Hybrid picking was popularized by progressive rock guitarists but is now commonly used in many styles of music to add depth and nuance to melodies and chord progressions. Players such as Brent Mason, Guthrie Govan and Eric Johnson often incorporate hybrid techniques into their arsenals.

The main benefit of hybrid picking is that it allows you to quickly switch between string pairs without having to stop and change hand positions. For example, in FIGURE 1 b you can see how the middle and ring finger are picking upstrokes on the open D-string while the pick is driving the downstrokes on the A-string. The pinkie is occasionally employed to help pick the B-string, although this is less common and generally reserved for more advanced patterns.

It’s important to practice your hybrid picking slowly at first, particularly if you’re new to the technique. This will ensure that you can properly synchronize both hands. Once you feel comfortable with the basic fingering, try applying it to chord progressions and arpeggios.

To practice, begin by simply going through the pattern in FIGURE 1. Make sure your middle and ring fingers don’t fall off of the ringing strings between strokes. This will prevent you from inadvertently muting the strings and slowing down your playing. Also, make sure you’re catching the upstrokes on the A-string with the second finger rather than with your pinkie.

Pinch Harmonics

This advanced guitar technique takes a lot of practice to get right. You have to be able to play a note, then touch the string at the same time as it’s vibrating to create a harmonic. Then, you have to apply a vibrato to the harmonic to give it more sustain and character. Pinch harmonics are often used in rock and heavy metal music because they create a high-pitched sound like a squeal or scream. They can also be used to add a unique distorted tone to your playing.

Pinch harmonics are different from other forms of harmonics because you have to touch the string with your thumb and pick at the same time. This can be difficult, especially with thinner strings. When practicing this technique, it’s important to experiment with different strings and frets to find the spot where it is easiest to do. This will vary depending on the guitar and pickups you are using.

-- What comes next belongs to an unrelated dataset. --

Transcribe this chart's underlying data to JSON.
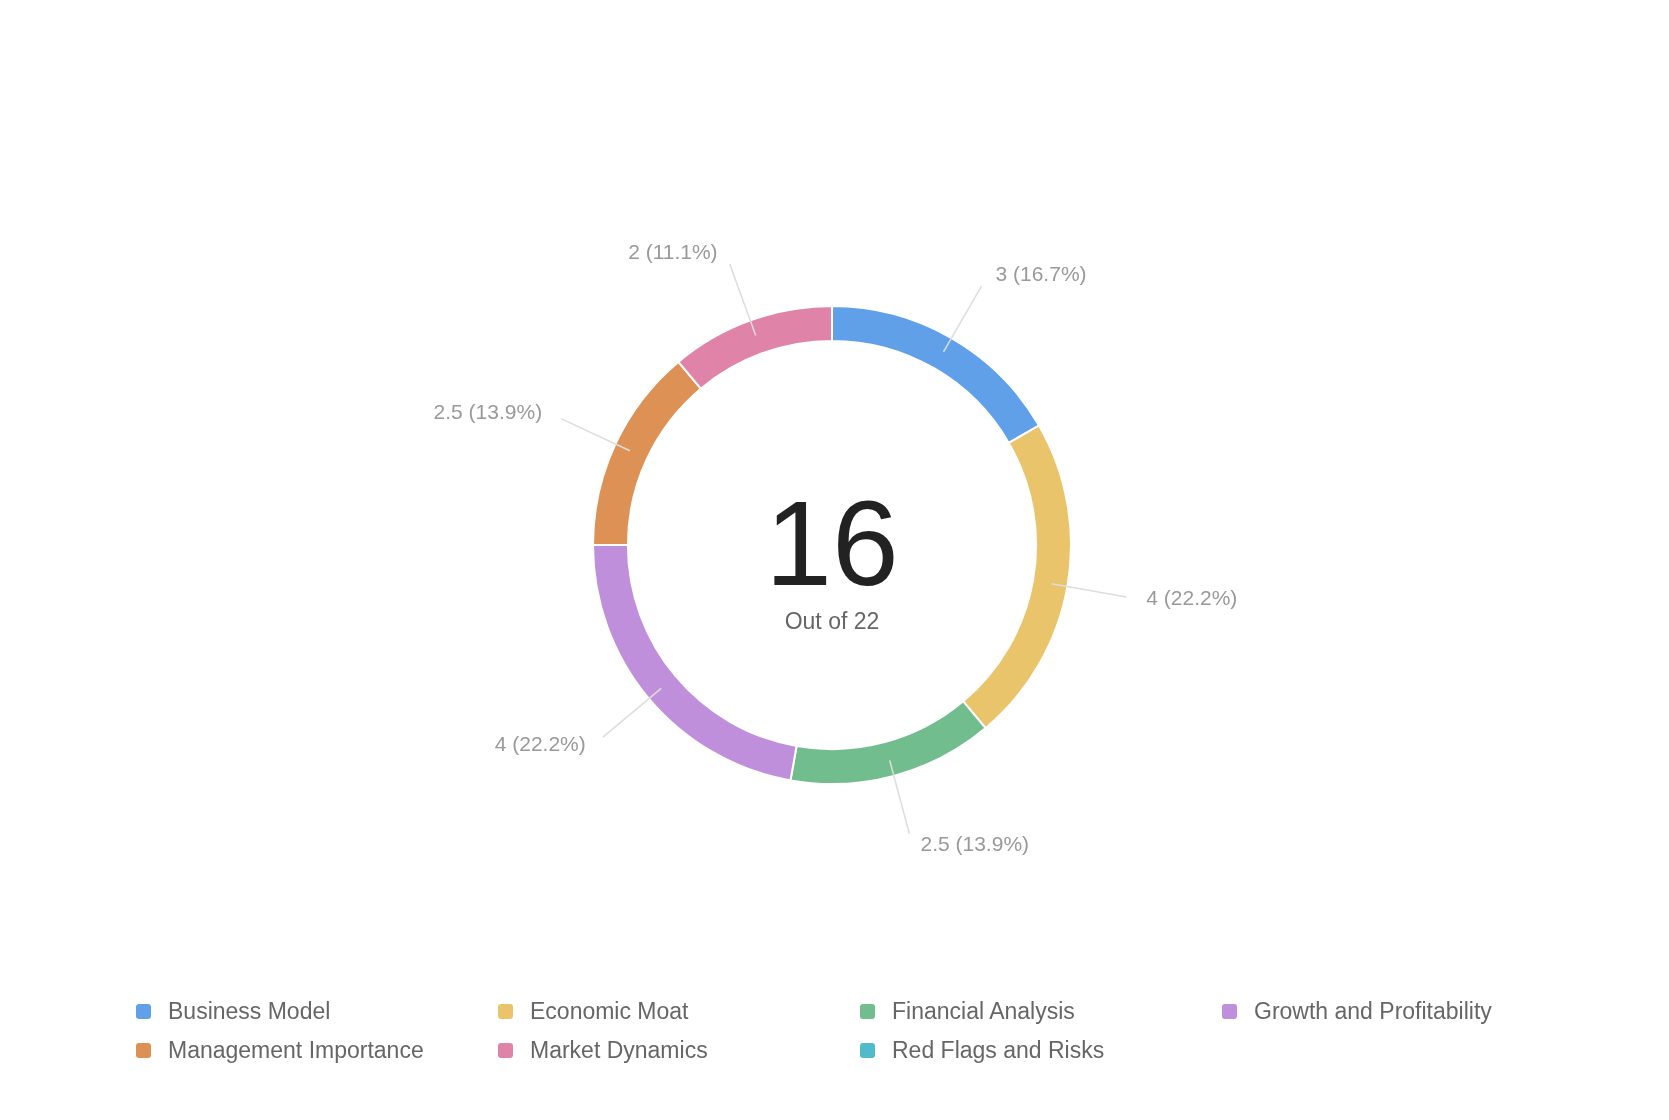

Another benefit of pinch harmonics is that they sound a lot clearer than other types of harmonics. Because they require the use of both your index finger and thumb, it’s more difficult to accidentally hit a harmonic than with other techniques. This is particularly useful on higher frets where you can easily make a high-pitched screech or squeal with other methods.

You can find harmonics all over the fretboard and on every string, but this is a good place to start. Once you’ve mastered this technique, try experimenting with different sounds and using it in your leads or rhythms. This is a great way to give your guitar some extra edge and creativity. It’s not necessary to be an advanced guitarist to incorporate this type of picking, but it will help you take your playing to the next level. Sweep picking, travis picking, and two-hand tapping are just a few more of the advanced guitar techniques that will open up new possibilities for your playing. Master these and you’ll be able to produce some truly impressive and exciting guitar melodies.